Bedbugs are really hard to get rid of because they’re virtually indestructible. A girl bedbug can lay an egg or five every day, and that doesn’t seem too bad. But when these eggs hatch into nymphs, they can stay a year or longer without food – up to 550 days. They just lie there dormant, waiting for a warm human body to feed on. And if those baby bugs have blood to drink, they’re ready to be mamas in just a few months.

sydney pest control

Grown bedbugs can hide in the tiniest space or crack, inside mattress, crevices in the wall, seat seams, anywhere. And if you leave even one bedbug alive, it’ll lay 500 eggs in a year. Now imagine a bedbug infestation in a correctional facility for teenage boys. These kids are only visited a few times a year, and because they’re angsty teenagers, the adults in their lives don’t always take their complaints seriously. All it sounds like is whine-whine-whine.

Don’t let the bedbugs …

This school was out in the country, so lots of wild rodents and bush roaches. Cockroaches in the wild aren’t that bad. It’s when the get into your house that it’s a problem. Well, these cockroaches discovered the school was full of bedbugs, and there’s nothing a cockroach loves more than a bedbug. So here’s a swarm of bedbugs laying multiple eggs every day, offering a free buffet for cockroach nests, which are now multiplying at the same pace.

Of course the students complained, but they were already labelled as troublemakers, and I guess the staff didn’t care about them too much. Plus, it was just assumed the boys had poor hygiene, so it was probably their fault anyway. It wasn’t until the bedbug cockroach orgy seeped into staff quarters that I was called in.

By then, things were in a right mess. I started by inspecting all the buildings to see which areas were worst hit. It turns out Ground Zero wasn’t in the student quarters at all. Instead, it was actually a particular warden’s work shed. I can’t really say what he was doing in there, but every possible surface was covered with cockroaches and bedbug blood spatters. It was horrible! I had to call for back-up, there was no way I was doing this alone.

♫A ring a ring of roaches

Of course we realised there was no way to save the shed. So we did routine search, rescue, and destroy in the other areas of the school. The shed would have to go, there was no question. We’d have to burn it down. We suggested burning the beddings and linens from the rest of the school too, so the kids helped us carry everything into the shed. We had them wear hazmat suits to keep the bedbugs from jumping onto their bodies, they loved that!

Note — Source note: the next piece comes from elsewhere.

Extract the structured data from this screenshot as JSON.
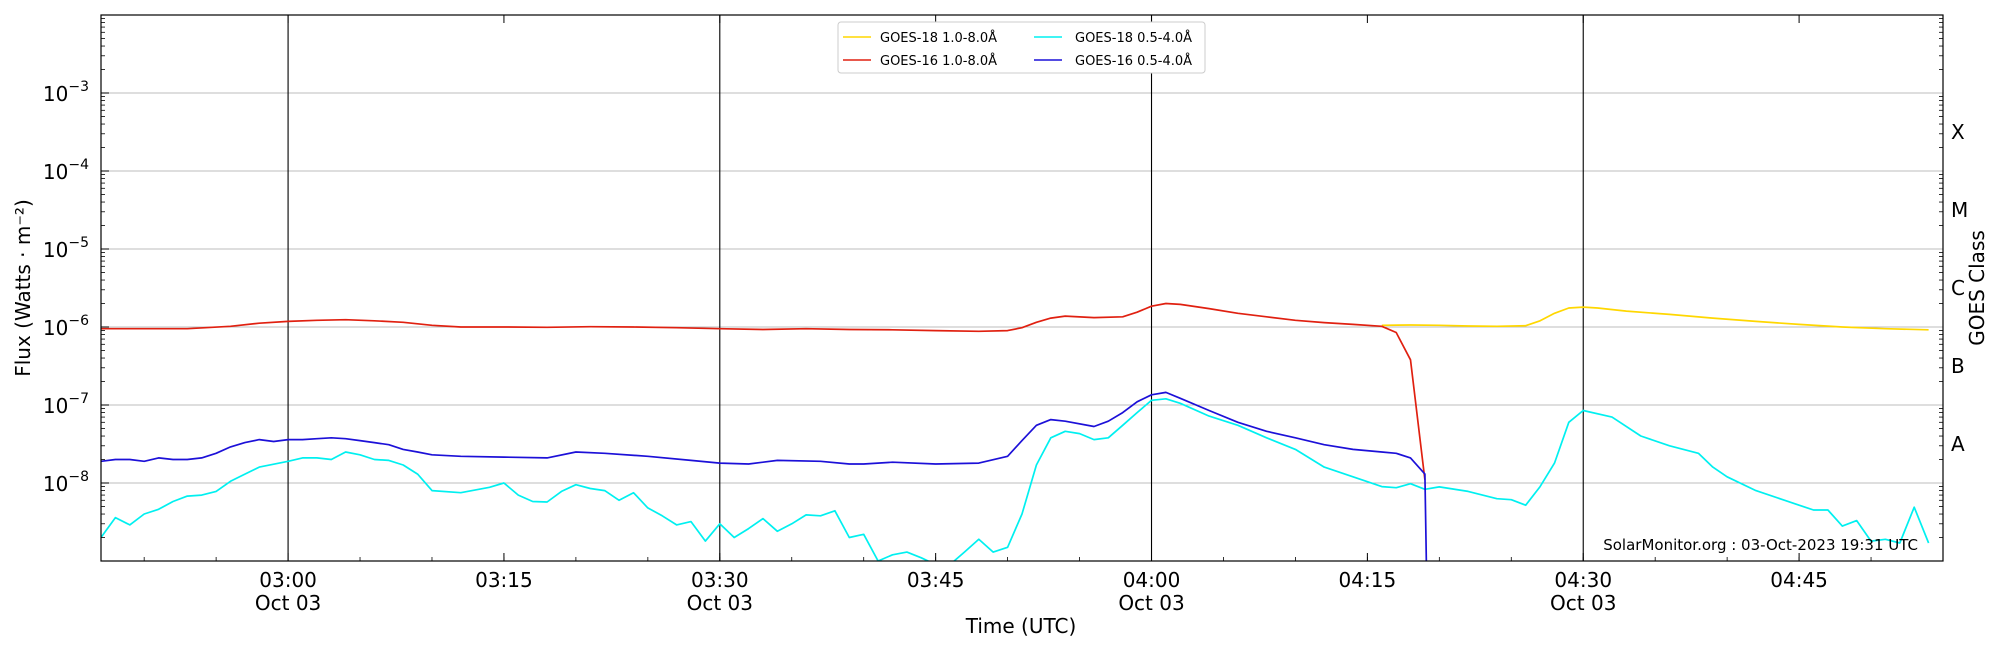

It was going to cost a lot to replace all that stuff, but given the severity of the infestation, the school board was okay with it. We cleared all the cockroach nests and removed every bedbug we could find. Whatever we couldn’t burn, we treated and disinfected – from furniture, cushions, and mattresses, to wallpaper and desk drawers. Still, burning old sheets and ratty blankets made more sense than washing them in hot water and bleach.

Once everything was in place, we doused the whole place with petrol. We had to dig a trench all around the shed, stuff it with dried grass and kindling, then soak that with petrol too. The trench would start the fire, pushing it inwards while stopping flaming roaches from fleeing to new nesting spots. This was a huge operation, so we had to call in the council firefighting teams. The torch was going to be huge, so we needed their help keeping it from spreading.

Bad boys gone good

We gave the kids the honour of lighting matches – it was a regular bonfire for them, and they whooped and hollered the entire time. Everybody loves a good fire. The firefighters were strategically positioned around the flames. They had to let the shed burn to ash, making sure every pest was dead, but they also had to be sure the fire didn’t spread. So they kind of built a cage of high pressure water spray around the inferno. Some the kids handled hoses.

Our biggest worry was that the fire might reach the power lines, but those firefighters are pros, and the kids were pretty good too. The fire flamed for hours, and when it was all over, we gave the whole team – plus some community members who had come to gawk at the flames – some tips on pest avoidance. I’m sure a lot of those kids now want to be firefighters and pest control experts. Good. It’ll keep them out of trouble, and it’s all in a day’s work.